What this error means
certbot or the ACME client fails with "too many certificates already issued for exact set of domains" and issuance is blocked for that domain set until the window resets.
There were too many requests of a given type :: Error creating new order ::
too many certificates already issued for exact set of domains:
example.com,www.example.com: see https://letsencrypt.org/docs/rate-limits/Common causes
CI reissues the same certificate every run
A pipeline requests a new certificate for the identical domain set each build, quickly hitting the duplicate-certificate limit.

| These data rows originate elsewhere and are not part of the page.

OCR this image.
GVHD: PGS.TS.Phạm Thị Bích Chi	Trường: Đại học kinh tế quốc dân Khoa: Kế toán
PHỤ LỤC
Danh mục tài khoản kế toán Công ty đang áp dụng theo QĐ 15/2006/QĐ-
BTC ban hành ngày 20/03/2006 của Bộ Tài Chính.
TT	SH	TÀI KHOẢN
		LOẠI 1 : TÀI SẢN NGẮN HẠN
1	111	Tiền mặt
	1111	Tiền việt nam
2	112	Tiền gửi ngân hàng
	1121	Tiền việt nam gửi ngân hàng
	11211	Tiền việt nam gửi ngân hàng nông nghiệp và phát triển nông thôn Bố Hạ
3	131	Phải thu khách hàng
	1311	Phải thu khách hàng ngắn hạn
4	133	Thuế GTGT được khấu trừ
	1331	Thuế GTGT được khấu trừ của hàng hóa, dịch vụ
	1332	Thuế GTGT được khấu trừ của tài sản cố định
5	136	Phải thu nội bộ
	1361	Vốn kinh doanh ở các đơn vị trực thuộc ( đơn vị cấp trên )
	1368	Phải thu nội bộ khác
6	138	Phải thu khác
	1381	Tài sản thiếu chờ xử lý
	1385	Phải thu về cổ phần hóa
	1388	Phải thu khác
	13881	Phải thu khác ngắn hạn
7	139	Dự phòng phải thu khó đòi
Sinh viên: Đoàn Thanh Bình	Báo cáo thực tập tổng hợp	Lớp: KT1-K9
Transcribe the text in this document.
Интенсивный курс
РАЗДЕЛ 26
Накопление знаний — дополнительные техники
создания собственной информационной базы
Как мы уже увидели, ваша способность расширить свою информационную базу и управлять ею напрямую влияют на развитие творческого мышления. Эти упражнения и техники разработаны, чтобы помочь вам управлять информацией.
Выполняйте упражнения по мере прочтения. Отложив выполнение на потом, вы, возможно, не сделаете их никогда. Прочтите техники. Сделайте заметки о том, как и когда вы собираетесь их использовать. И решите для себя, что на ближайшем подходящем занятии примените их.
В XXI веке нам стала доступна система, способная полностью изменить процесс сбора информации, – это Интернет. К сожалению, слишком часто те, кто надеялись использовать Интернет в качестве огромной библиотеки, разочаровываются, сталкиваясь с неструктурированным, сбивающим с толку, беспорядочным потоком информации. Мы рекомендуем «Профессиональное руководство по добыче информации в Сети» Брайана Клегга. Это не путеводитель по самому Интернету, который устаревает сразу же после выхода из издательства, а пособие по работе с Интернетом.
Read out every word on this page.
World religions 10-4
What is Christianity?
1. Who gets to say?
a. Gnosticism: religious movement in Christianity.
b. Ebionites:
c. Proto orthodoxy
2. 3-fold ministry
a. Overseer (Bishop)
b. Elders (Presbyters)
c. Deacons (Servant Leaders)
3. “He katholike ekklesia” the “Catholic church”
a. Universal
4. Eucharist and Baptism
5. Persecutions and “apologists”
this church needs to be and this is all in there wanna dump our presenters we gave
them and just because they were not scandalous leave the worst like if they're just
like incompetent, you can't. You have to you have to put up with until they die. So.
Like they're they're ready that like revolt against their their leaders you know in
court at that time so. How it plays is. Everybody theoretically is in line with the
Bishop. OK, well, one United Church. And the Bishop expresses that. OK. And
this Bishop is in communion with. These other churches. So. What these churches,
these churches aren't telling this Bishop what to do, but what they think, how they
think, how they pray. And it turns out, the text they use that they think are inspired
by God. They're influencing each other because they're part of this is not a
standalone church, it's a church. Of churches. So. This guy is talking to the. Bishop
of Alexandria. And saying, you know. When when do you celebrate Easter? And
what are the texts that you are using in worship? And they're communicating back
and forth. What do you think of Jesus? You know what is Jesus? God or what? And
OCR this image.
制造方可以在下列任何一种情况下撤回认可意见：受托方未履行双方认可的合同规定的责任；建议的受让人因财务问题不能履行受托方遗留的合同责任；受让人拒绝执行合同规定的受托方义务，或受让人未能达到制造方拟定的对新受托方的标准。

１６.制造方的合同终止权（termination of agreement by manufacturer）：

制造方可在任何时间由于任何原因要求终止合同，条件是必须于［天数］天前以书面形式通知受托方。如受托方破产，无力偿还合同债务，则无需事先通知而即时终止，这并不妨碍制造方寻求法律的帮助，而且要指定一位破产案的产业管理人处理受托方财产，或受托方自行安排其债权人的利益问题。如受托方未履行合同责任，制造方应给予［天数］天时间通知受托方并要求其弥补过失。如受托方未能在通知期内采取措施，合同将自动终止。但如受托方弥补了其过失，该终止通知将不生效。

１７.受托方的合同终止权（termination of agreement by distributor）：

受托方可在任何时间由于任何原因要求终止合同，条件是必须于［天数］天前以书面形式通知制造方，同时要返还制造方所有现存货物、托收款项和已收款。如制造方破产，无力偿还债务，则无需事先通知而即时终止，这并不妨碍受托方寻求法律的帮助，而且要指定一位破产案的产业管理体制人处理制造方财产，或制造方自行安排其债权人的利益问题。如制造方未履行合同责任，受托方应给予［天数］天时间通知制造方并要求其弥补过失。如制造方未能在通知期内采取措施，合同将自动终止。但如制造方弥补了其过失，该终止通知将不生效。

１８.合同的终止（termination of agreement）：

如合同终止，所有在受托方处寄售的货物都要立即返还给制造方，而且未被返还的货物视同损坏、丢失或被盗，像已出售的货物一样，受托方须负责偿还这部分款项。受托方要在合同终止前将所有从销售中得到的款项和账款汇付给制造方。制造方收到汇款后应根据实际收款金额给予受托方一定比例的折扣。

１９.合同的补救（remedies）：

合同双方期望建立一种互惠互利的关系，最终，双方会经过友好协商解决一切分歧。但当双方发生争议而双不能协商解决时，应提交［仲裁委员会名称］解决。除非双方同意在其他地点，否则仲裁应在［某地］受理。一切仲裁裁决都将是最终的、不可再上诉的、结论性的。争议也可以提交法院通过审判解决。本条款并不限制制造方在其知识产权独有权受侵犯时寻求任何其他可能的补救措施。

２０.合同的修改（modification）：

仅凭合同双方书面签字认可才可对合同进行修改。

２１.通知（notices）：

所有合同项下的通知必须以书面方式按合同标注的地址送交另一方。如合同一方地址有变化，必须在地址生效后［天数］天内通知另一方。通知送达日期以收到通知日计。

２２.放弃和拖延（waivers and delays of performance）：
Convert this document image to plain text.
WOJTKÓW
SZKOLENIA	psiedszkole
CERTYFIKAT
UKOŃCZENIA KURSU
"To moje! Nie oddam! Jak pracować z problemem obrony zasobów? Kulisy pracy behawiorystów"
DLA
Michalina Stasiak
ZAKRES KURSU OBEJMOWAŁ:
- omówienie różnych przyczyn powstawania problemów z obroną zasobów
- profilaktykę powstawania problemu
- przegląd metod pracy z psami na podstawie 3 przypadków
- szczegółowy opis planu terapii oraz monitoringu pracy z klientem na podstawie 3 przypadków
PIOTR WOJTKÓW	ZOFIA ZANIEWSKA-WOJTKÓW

No caching of issued certificates
Certificates are not persisted between runs, so each job asks Let's Encrypt for a fresh one instead of reusing a valid existing one.
How to fix it
Reuse the existing certificate
- Persist issued certificates (secret, volume, or artifact) between runs.
- Only request issuance when the current certificate is missing or near expiry.
- Use the ACME staging endpoint for any test issuance.
# validate against staging so production limits are not consumed
certbot certonly --dry-run -d example.com -d www.example.comWait for the rolling window to reset
The duplicate-certificate limit is per rolling week. Stop reissuing and use the certificate you already hold until it needs renewal.
How to prevent it
- Cache and reuse certificates instead of reissuing per pipeline run.
- Only renew when close to expiry, not on every build.
- Test issuance against the staging environment.